Prichard, Rhys (DNB00)
PRICHARD, RHYS or RICE (1579–1644), Welsh religious poet, born in 1579, was the eldest son of David ap Richard of Llandovery, and his wife Mary, daughter of John ap Lewis of Cwrt Newydd, Cardiganshire. At the age of eighteen he entered Jesus College, Oxford, whence he graduated B.A. on 26 June 1602, and M.A. in 1626. He had already (25 April 1602) been ordained priest at Witham, Essex, and on 6 Aug. 1602 he received from Bishop Rudd the vicarage of Llandingad and the chapelry of Llanfair ar y Bryn, which together form the living of Llandovery. He possessed considerable private property, and lived, not at the vicarage, but in his own mansion of ‘Neuadd Newydd’ (New Hall), which is still shown in the town. Through the influence probably of Sir George Devereux of Llwyn y brain, he became chaplain to the young Earl of Essex, and received the primate's authority to hold, as a nobleman's chaplain, the rectory of Llanedi, Carmarthenshire, in conjunction with his vicarage. He was instituted to Llanedi on 19 Nov. 1613, and on 17 May 1614 received a prebend in the collegiate church of Brecon. In October 1626 he was appointed chancellor of the diocese of St. David's and rector of Llawhaden, Pembrokeshire.
Prichard was an earnest and eloquent preacher, who, while a conformist and a royalist in politics, was profoundly influenced by puritan ideals. He attacked the frivolity and licentiousness of his age, and, finding, as he tells us, that set preaching did little good, while a snatch of song was always listened to, threw his teaching into rough, popular verse, which, despite its literary shortcomings, gained him a hearing. His stanzas, written in the colloquial Welsh of the district, were everywhere quoted, and his fame spread throughout Wales. So popular was he as a preacher that on many occasions he was forced to speak in the open air, and this, it is supposed, was made the occasion of complaint against him in an ecclesiastical court. Two of his compositions, a ‘Prayer in Adversity’ and a ‘Thanksgiving for Deliverance from the hands of Enemies’ (Canwyll y Cymry, Llandovery edit. Nos. xcix, c), appear to have reference to some incident of this kind.
On the outbreak of the civil war Prichard attacked the parliamentary party in his ‘Ballad on the Rebellion in the Year 1641’ (ib. No. clxviii, Llandovery edit.), and contributed liberally to the maintenance of the royalist interest in the district. A letter has, however, been preserved, in which he complains of the excessive taxation, amounting in one year to 200l., imposed upon him by the king's officers. Prichard died before the end of 1644, and was buried in Llandingad church. He had by his wife Gwenllian one child, Samuel.
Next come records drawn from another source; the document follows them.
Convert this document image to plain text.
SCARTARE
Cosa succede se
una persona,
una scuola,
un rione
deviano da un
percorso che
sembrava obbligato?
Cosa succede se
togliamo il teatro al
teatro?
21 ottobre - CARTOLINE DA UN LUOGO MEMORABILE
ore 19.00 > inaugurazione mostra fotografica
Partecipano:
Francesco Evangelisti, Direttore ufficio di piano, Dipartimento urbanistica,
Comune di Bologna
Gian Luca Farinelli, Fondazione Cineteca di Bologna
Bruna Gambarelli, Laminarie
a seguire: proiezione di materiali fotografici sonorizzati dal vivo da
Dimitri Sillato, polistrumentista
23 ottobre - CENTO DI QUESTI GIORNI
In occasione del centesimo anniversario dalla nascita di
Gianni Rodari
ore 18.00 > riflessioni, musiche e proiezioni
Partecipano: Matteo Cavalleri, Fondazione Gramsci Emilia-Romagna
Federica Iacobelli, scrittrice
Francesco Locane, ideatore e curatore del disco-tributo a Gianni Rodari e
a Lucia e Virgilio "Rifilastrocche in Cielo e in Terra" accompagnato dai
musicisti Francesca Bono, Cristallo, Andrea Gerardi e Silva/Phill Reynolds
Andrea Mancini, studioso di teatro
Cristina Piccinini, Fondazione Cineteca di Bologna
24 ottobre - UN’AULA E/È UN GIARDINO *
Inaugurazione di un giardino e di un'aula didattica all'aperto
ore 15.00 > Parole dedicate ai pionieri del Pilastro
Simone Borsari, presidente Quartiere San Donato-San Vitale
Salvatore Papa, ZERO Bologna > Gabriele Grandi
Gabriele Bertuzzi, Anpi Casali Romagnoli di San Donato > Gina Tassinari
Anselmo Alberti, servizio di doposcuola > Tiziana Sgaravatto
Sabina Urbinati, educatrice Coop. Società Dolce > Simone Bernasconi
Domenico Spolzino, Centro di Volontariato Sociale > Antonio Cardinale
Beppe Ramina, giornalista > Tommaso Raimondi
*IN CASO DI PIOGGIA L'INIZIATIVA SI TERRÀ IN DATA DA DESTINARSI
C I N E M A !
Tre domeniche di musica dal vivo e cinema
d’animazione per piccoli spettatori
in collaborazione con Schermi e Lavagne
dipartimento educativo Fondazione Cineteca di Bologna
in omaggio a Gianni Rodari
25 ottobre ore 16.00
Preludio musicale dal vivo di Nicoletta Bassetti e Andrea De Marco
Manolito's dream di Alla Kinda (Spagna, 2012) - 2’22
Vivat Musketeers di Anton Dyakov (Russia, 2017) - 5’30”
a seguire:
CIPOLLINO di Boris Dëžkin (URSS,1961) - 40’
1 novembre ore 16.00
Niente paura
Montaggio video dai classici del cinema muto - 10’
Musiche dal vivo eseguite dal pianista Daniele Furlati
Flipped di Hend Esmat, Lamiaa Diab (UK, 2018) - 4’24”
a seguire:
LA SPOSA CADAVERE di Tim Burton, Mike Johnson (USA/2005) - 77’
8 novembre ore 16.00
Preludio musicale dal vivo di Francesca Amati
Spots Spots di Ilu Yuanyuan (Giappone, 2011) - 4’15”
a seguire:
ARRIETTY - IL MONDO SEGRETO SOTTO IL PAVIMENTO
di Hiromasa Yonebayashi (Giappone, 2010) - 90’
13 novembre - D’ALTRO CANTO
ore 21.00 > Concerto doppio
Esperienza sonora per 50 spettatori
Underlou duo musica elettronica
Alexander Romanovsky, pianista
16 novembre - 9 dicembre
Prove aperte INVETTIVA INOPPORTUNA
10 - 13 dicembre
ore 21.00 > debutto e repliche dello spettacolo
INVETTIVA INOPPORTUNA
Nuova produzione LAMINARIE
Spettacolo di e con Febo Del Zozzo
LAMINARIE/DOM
None of Prichard's poems were published during his lifetime. In 1646 a few were printed from manuscripts then in the possession of Evan Pugh (Pren Teg), one of the vicar's parishioners; a second instalment appeared in 1658. In 1670, Stephen Hughes, a nonconformist preacher, obtained permission to publish a third part, and in 1672 he followed this up by reprinting the three parts already issued, together with a fourth and a verse introduction of his own. Adopting a title which occurred in one of the poems, Hughes entitled the whole book ‘Canwyll y Cymry’ (The Welshmen's Candle). A further edition by Hughes appeared in 1681 (London); this was succeeded by a number of Shrewsbury editions (1714, 1721, 1725, 1740, 1766), some of which contained many spurious additions. In 1770 Rhys Thomas of Llandovery printed an entirely new edition (with the alternative title ‘Y Seren Foreu,’ i.e. The Morning Star), rejecting the Shrewsbury additions and adding a large number of poems from what were believed to be the author's manuscripts. A brief biographical notice was prefixed. Further editions appeared at Carmarthen in 1776, 1798, and 1808; in 1841 a complete edition with explanatory notes and a full biography of Prichard was published at Llandovery by Professor Rees of Lampeter, and subsequently reprinted in 1858 and 1867. Selections of the vicar's verse were also issued by Griffith Jones (1683–1761) [q. v.], Llanddowror, in 1749 and 1758, and a translation into English by William Evans of Llawhaden in 1771 (Carmarthen).
There is a tradition that his granddaughter on his death employed a servant for two days in the task of burning his manuscripts. According to Wood, Prichard translated some books into Welsh, and also wrote upon the Thirty-nine Articles. Some of his sermons survived; an abortive proposal to print them was made by Rhys Thomas in 1770.[Life in Llandovery editions of Canwyll y Cymry; Wood's Athenæ Oxon.; Foster's Alumni Oxon. 1500–1714; Archæologia Cambrensis, 4th ser. 1878, ix. 237; Llyfryddiaeth y Cymry; Nelson's Bull, 1714, p. 475.]